The result, however, was quite the opposite. Elliot stopped giving a f*ck about anything. Instead of going to an important meeting, he went to buy a better stapler. Instead of watching his kid’s baseball game, he watched TV. So it seems, some emotions are good for us, like feeling inspired by our kids or driven to succeed.
When doctors analyzed Elliot’s brain, they found that he wasn’t having an emotional response to anything, even horrifying pictures of dead children. And while it’s terrible to completely lose your capacity to make choices based on your feelings, like Elliot did, this also has benefits. If you rely only on your emotions to make decisions, you’ll end up making impulsive choices.
For example, if you want to stop eating junk food, your Thinking Brain would tell you that it’s bad for you and you should stop eating it. But the Feeling Brain often decides whether something is “good” or “bad” in the moment. You need to appeal to both the Thinking Brain and the Feeling Brain to make better decisions in the present.
Lesson 2: Accepting life’s truths and following principles is better than hoping or creating belief systems.
Every religion has one thing in common – it gives a sense of hope and faith to its followers. People love to adopt such views because of their unhappy lives. But the problem with such hope-related beliefs, as the German philosopher Friedrich Nietzsche identified, is that hope divides people’s perception into “good” and “bad.” It creates more unhappiness and conflict than meaning in life.
Nietzsche asked us to look beyond good and evil to accept the uncomfortable truths about life, such as insignificance and death. He called this embrace-the-void approach “Amor Fati,” which means “love one’s fate.”
Meditation is an excellent way to embrace life’s uncomfortable truths. It gives you space to acknowledge, accept, and let go of dark thoughts that cloud your perception. Mindfulness will make you comfortable with the fact that everything is, in fact, f*cked.
Another philosopher, Immanuel Kant, suggested that we stop behaving in transactional ways. For example, you shouldn’t act kindly to get something from another person. Instead, be kind because doing so is a reward in itself. In the same way, don’t steal from others in hope to reach heaven. Avoid theft because it is the right thing to do.

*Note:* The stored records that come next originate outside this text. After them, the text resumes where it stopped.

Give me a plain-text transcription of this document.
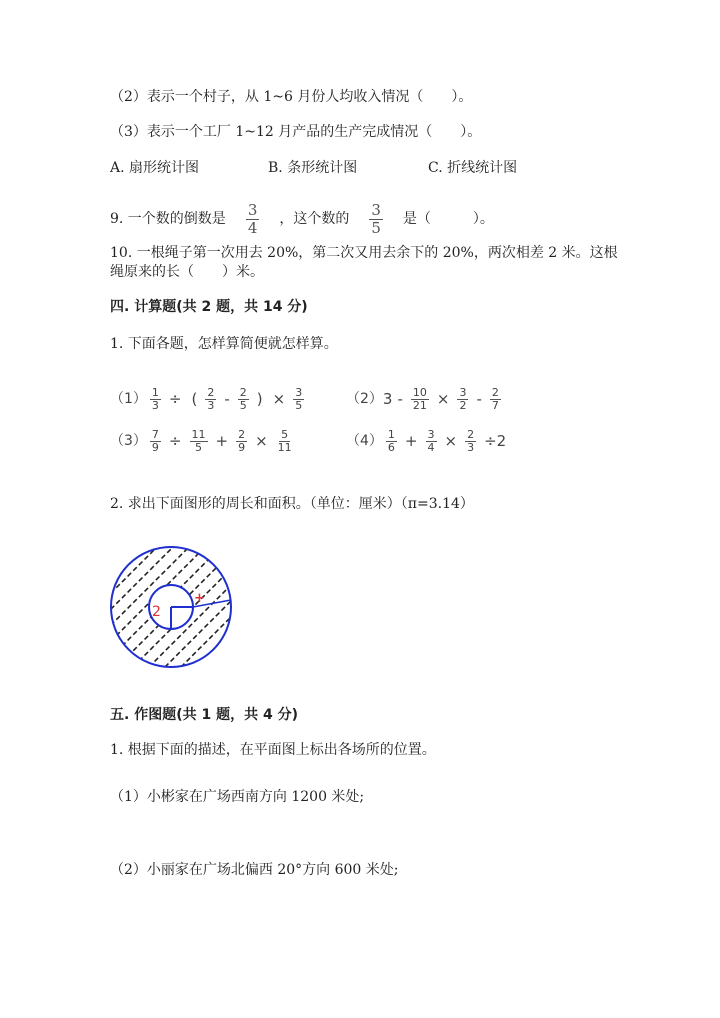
（2）表示一个村子，从 1~6 月份人均收入情况（　　）。
（3）表示一个工厂 1~12 月产品的生产完成情况（　　）。
A. 扇形统计图	B. 条形统计图	C. 折线统计图
9. 一个数的倒数是 $\frac{3}{4}$ ，这个数的 $\frac{3}{5}$ 是（　　　）。
10. 一根绳子第一次用去 20%，第二次又用去余下的 20%，两次相差 2 米。这根
绳原来的长（　　）米。
四. 计算题(共 2 题，共 14 分)
1. 下面各题，怎样算简便就怎样算。
$(1) \frac{1}{3}$ ÷ ( $\frac{2}{3} - \frac{2}{5}$ ) × $\frac{3}{5}$	（2） $3 - \frac{10}{21} \times \frac{3}{2} - \frac{2}{7}$
$(3) \frac{7}{9} \div \frac{11}{5} + \frac{2}{9} \times \frac{5}{11}$	$(4) \frac{1}{6} + \frac{3}{4} \times \frac{2}{3} \div 2$
2. 求出下面图形的周长和面积。（单位：厘米）（π=3.14）
+
2
五. 作图题(共 1 题，共 4 分)
1. 根据下面的描述，在平面图上标出各场所的位置。
（1）小彬家在广场西南方向 1200 米处;
（2）小丽家在广场北偏西 20°方向 600 米处;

To adopt Kant’s philosophy, develop strong principles to build your character and become a person who does the right thing. As children, we did what we felt like doing, but as adults, we can motivate ourselves based on ethics. For instance, as kids, we didn’t steal because we feared getting caught. As adults, we should not become thieves because it doesn’t align with our values. You can also use your principles to motivate yourself to do the necessary things, even when they are uncomfortable or painful.
Lesson 3: The pursuit of happiness leads to more depression and anxiety.

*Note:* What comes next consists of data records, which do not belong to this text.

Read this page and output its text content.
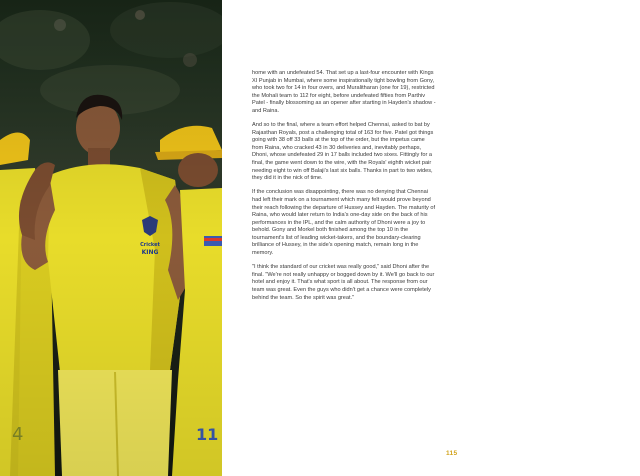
home with an undefeated 54. That set up a last-four encounter with Kings XI Punjab in Mumbai, where some inspirationally tight bowling from Gony, who took two for 14 in four overs, and Muralitharan (one for 19), restricted the Mohali team to 112 for eight, before undefeated fifties from Parthiv Patel - finally blossoming as an opener after starting in Hayden's shadow - and Raina.

And so to the final, where a team effort helped Chennai, asked to bat by Rajasthan Royals, post a challenging total of 163 for five. Patel got things going with 38 off 33 balls at the top of the order, but the impetus came from Raina, who cracked 43 in 30 deliveries and, inevitably perhaps, Dhoni, whose undefeated 29 in 17 balls included two sixes. Fittingly for a final, the game went down to the wire, with the Royals' eighth wicket pair needing eight to win off Balaji's last six balls. Thanks in part to two wides, they did it in the nick of time.

If the conclusion was disappointing, there was no denying that Chennai had left their mark on a tournament which many felt would prove beyond their reach following the departure of Hussey and Hayden. The maturity of Raina, who would later return to India's one-day side on the back of his performances in the IPL, and the calm authority of Dhoni were a joy to behold. Gony and Morkel both finished among the top 10 in the tournament's list of leading wicket-takers, and the boundary-clearing brilliance of Hussey, in the side's opening match, remain long in the memory.

"I think the standard of our cricket was really good," said Dhoni after the final. "We're not really unhappy or bogged down by it. We'll go back to our hotel and enjoy it. That's what sport is all about. The response from our team was great. Even the guys who didn't get a chance were completely behind the team. So the spirit was great."

115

Any marketer or buyer knows the power of hitting potential customer’s pain points to get people to make purchases. We’re all trying to buy our way to happiness to make us feel better. Many advertisers take advantage of our desire for happiness to sell us products that we don’t need.
Businesses often justify creating more products, claiming they are “giving people what they want.” In competitive markets, people have more products to choose from. While this may sound like more freedom in the hands of consumers, it often leads to more confusion and pain.
With the rise in technology, we’re trying to make life easier for ourselves. But as a side effect, we’re giving away our freedom by becoming addicted to services and devices. Our compulsive use leads to less self-control, which causes depression and anxiety.
True freedom and happiness come when your well-being is not dependent on the comfort that comes from emerging products and services. When you reduce things from your life and take charge of your behavior on platforms like social media, it gives you liberty by freeing up your time and attention.
Everything Is F*cked Review
Everything Is F*cked aims to bring some hope in a world where everything is f*cked. Mark describes everything wrong with the way we approach happiness and offers solutions from old-school philosophy to solve the problems we face in the modern world. While the book may come off as pessimistic at first, it has timeless principles that will give you some hope at last.
Who would I recommend the Everything Is F*cked summary to?
The 39-year-old man who often feels pessimistic, the 23-year-old woman who is in pursuit of happiness, and anyone interested in the philosophy of happiness and mental health.